Major Ukrainian government websites hacked
The websites of the Cabinet of Ministers of Ukraine and of the ministries of foreign affairs, infrastructure, education and others, were disrupted.
In a separate and potentially more serious hack a few hours earlier, a data eraser was found on hundreds of computers in Ukraine, according to cybersecurity researchers. that a destructive cyber attack is taking place amid Russia’s military escalation.
Taken together, the incidents represent a clear escalation in cyberattacks on Ukrainian infrastructure as the US and its allies warn of an impending Russian invasion of Ukraine and impose sanctions against Russian banks and elites. In a televised address, Russian President Vladimir Putin announced military action in Ukraine’s Donbas region on Thursday morning, calling on Ukrainian forces to lay down their weapons and go home.
Charles Carmakal, senior vice president and chief technology officer of cybersecurity firm Mandiant, told CNN: “We know of many commercial and government organizations in Ukraine affected by destructive malware today. today”.
The hacks occurred as United Nations Secretary-General António Guterres issued an 11-hour appeal asking Russia to limit military action.
“If indeed an operation is being prepared, I have only one thing to say from the bottom of my heart: President Putin, stop your army from attacking Ukraine,” Guterres said at an emergency meeting of the Russian Federation. United Nations Security Council on Wednesday night in New York. . “Give peace a chance. Too many people have died.”
US officials have warned that Russia will most likely use cyber operations in conjunction with military action in Ukraine. Last month, President Joe Biden said the US could respond with cyber operations if Russia carried out more cyberattacks in Ukraine.
Website disruption early Thursday in Ukraine follows news Wednesday afternoon of a cyberattack that temporarily took down the websites of the Ukrainian Parliament, the Security Service and the Cabinet of Ministers.
It remains unclear who is responsible for the vandalism attack or the website disruption early Thursday morning. The Ukrainian government did not immediately respond to CNN’s request for comment.
Ukraine’s State Department of Special Information and Communications Protection said the cyberattacks on websites reported earlier on Wednesday were “a continuation” of cyberattacks against websites. by the Ukrainian government on February 15. The White House blamed Russia’s military intelligence agency, the GRU, for those attacks. , are called distributed denial of service (DDoS) attacks because they overwhelm computer servers with fake traffic and take websites offline. The Russian Embassy in Washington denied the allegation.
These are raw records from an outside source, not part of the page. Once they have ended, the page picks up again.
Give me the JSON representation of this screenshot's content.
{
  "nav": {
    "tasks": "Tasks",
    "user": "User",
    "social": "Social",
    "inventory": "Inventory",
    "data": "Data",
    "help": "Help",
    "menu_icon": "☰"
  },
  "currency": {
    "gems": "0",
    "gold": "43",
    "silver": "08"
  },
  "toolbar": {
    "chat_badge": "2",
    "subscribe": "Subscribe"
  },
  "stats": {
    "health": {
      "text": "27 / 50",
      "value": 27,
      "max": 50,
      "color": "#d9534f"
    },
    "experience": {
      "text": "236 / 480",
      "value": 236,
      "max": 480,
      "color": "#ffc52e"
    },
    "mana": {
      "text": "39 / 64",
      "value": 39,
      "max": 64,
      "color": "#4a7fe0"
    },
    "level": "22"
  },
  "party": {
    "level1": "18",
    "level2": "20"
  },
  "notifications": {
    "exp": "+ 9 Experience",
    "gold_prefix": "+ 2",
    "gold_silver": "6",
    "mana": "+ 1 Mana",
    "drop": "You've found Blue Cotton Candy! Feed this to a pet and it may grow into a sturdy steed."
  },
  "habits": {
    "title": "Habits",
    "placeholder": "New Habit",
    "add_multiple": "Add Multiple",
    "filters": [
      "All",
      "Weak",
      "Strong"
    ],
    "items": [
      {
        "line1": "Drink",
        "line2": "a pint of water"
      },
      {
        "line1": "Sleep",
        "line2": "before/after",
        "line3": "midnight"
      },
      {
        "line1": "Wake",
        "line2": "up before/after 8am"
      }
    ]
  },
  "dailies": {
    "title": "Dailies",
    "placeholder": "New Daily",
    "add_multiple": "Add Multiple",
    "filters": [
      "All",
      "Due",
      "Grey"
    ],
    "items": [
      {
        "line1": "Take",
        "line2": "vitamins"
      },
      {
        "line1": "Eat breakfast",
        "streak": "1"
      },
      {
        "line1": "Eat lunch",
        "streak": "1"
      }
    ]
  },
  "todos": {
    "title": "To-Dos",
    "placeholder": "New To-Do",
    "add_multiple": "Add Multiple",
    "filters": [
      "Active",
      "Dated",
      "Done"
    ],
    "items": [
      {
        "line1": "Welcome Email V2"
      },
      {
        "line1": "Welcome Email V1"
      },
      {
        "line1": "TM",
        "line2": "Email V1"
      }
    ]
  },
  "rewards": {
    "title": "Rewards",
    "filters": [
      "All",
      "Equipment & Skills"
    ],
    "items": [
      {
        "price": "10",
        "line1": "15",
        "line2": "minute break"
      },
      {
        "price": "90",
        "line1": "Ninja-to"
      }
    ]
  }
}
However, of all the network problems, the destructive data wipe tool – known as “wiper” malware – is likely to be affected the most. Wiper malware often deletes data from computers and renders them inoperable. That has the potential to make it difficult for organizations trying to stay online during a conflict.
Vikram Thakur, technical director of Broadcom’s Symantec cybersecurity unit, said the attack hit at least one Ukrainian financial institution and two Ukrainian government contractors, one based in Latvia and the other. present in Lithuania.
According to cybersecurity firm ESET, the malware has affected “major organizations” in Ukraine. The hack tool appears to have been created two months ago, but “just rolled out today and we just saw it,” said Jean-Ian Boutin, ESET’s head of threat research. in Ukraine”.
The goal right now for key Ukrainian government agencies and businesses is resilience in the face of a wave of attacks. Some agencies were able to get back online relatively quickly after last week’s DDoS attacks. The US government and many of its allies, along with private sector experts, are supporting Ukraine’s cybersecurity on the ground and remotely.
Senator Mark Warner, a Virginia Democrat who chairs the Senate Intelligence Committee, told CNN: “With a leading cyber power like Russia, you won’t be able to stop them 100 percent, so the goal is The goal is resilience”.
When asked if the US should conduct its own hacking operations in response to Russian activities in Ukraine, Warner said that the US generally avoids “opening Pandora’s Box under conditions of cyber escalation”.
“So far, it’s been the right approach,” Warner added. He added: “But we have never seen a case like this where Putin was ready to deploy 190,000 troops” and threatened Kyiv. “We don’t know what he’s going to do in the cyber arena.”
This title and story has been updated with additional reporting.
Tim Lister of CNN in Kyiv contributed to this report.